Neither am I convinced by the government’s argument that Supreme Court precedent requires that statutes of limitations be treated as jurisdictional. The cases cited by the government for this proposition are not controlling. United States v. Cook, 84 U.S. (17 Wall) 168, 21 L.Ed. 538 (1872), is over a hundred years old and, by the government’s own admission, difficult to understand. And Biddinger, which cites Cook, was clearly preoccupied by issues that are inappropriate to an analysis of the question presented in the case at hand. Biddinger involved an extradition by one state of an alleged criminal who had fled from another state. As quoted by the government, the Court concludes, “[t]he statute of limitations is a defense and must be asserted on the trial by the defendant____” Biddinger, supra, 245 U.S. at 135, 38 S.Ct. at 43. However, the true import of this phrase can only be appreciated when it is read in the context of the portion of the sentence that the government omitted from its brief. The entire quote reads:
The statute of limitations is a defense and must be asserted on the trial by the defendant and the form of the statute in Illinois, which the appellant seeks to rely upon, makes it especially necessary that the claimed defense of it should be heard and decided by the courts of that state.
Id. (citations omitted). The central issue in Biddinger was not the effect of making a federal statute of limitations a non-waivable jurisdictional bar.
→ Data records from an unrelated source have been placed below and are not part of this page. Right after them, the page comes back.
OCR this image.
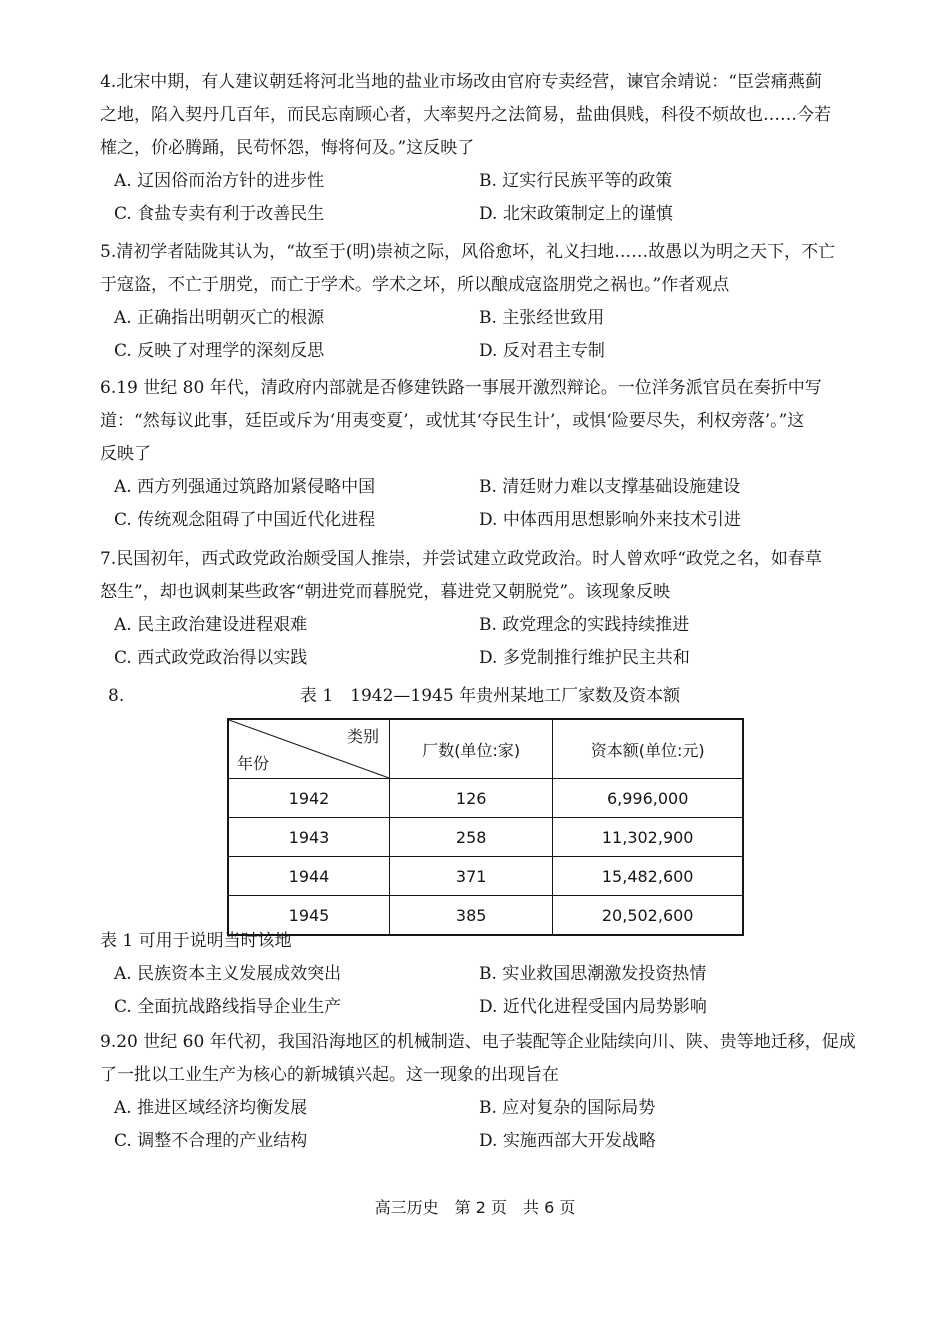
4.北宋中期，有人建议朝廷将河北当地的盐业市场改由官府专卖经营，谏官余靖说：“臣尝痛燕蓟

之地，陷入契丹几百年，而民忘南顾心者，大率契丹之法简易，盐曲俱贱，科役不烦故也……今若

榷之，价必腾踊，民苟怀怨，悔将何及。”这反映了

A. 辽因俗而治方针的进步性	B. 辽实行民族平等的政策
C. 食盐专卖有利于改善民生	D. 北宋政策制定上的谨慎

5.清初学者陆陇其认为，“故至于(明)崇祯之际，风俗愈坏，礼义扫地……故愚以为明之天下，不亡

于寇盗，不亡于朋党，而亡于学术。学术之坏，所以酿成寇盗朋党之祸也。”作者观点

A. 正确指出明朝灭亡的根源	B. 主张经世致用
C. 反映了对理学的深刻反思	D. 反对君主专制

6.19 世纪 80 年代，清政府内部就是否修建铁路一事展开激烈辩论。一位洋务派官员在奏折中写

道：“然每议此事，廷臣或斥为‘用夷变夏’，或忧其‘夺民生计’，或惧‘险要尽失，利权旁落’。”这

反映了

A. 西方列强通过筑路加紧侵略中国	B. 清廷财力难以支撑基础设施建设
C. 传统观念阻碍了中国近代化进程	D. 中体西用思想影响外来技术引进

7.民国初年，西式政党政治颇受国人推崇，并尝试建立政党政治。时人曾欢呼“政党之名，如春草

怒生”，却也讽刺某些政客“朝进党而暮脱党，暮进党又朝脱党”。该现象反映

A. 民主政治建设进程艰难	B. 政党理念的实践持续推进
C. 西式政党政治得以实践	D. 多党制推行维护民主共和
8.	表 1　1942—1945 年贵州某地工厂家数及资本额
类别
年份	厂数(单位:家)	资本额(单位:元)
1942	126	6,996,000
1943	258	11,302,900
1944	371	15,482,600
1945	385	20,502,600

表 1 可用于说明当时该地

A. 民族资本主义发展成效突出	B. 实业救国思潮激发投资热情
C. 全面抗战路线指导企业生产	D. 近代化进程受国内局势影响

9.20 世纪 60 年代初，我国沿海地区的机械制造、电子装配等企业陆续向川、陕、贵等地迁移，促成

了一批以工业生产为核心的新城镇兴起。这一现象的出现旨在

A. 推进区域经济均衡发展	B. 应对复杂的国际局势
C. 调整不合理的产业结构	D. 实施西部大开发战略
高三历史　第 2 页　共 6 页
Rather, the overriding concern was how to interpret Article IV, Section 2 of the Constitution, so as to preserve state sovereignty while ensuring that state constitutions requiring that people be tried in the county or district in which they allegedly committed a crime, not become shields for guilty individuals seeking to immunize themselves by moving from state to state.
Finally, I am not persuaded that I should ignore Benes by the fact that six of the other twelve federal circuits hold that the statute of limitations does not go to jurisdiction. A rule that the running of the statute of limitations cannot be waived in the criminal setting serves a number of important policy functions. Prime among these is restraint of governmental powers. While statutes of limitations are generally thought of as protecting individuals against having to answer to charges based on stale facts, they also serve to restrain the power of the sovereign to act against an accused. See Waters, supra at 743. The jurisdictional view of the statute of limitations followed in this circuit and the Tenth Circuit ensures that these two functions do not merge. Under the jurisdictional approach, the statute of limitations exerts an independent force on the government. It requires that the government vigorously investigate those cases which it chooses or hopes to prosecute, and restrains it from putting to an accused individual an oppressive choice: whether “to agree” to a waiver because the government suggests that if it is afforded more time to investigate it might decide not to indict, or to refuse and run the risk of being unfairly charged by a government prosecutor trying to beat the
III. Conclusion
For the reasons stated above, defendants’ motion for dismissal of the indictment on the grounds that the offenses charged are barred by the applicable statute of limitations is granted as to all counts and the indictment is dismissed.
ORDER GRANTING DEFENDANTS’ MOTION TO DISMISS
In accordance with the opinion filed this date,
IT IS HEREBY ORDERED that defendants’ motion for dismissal of the indictment on the grounds that the offenses charged are barred by the applicable statute of limitations is granted as to all counts, and the indictment is dismissed.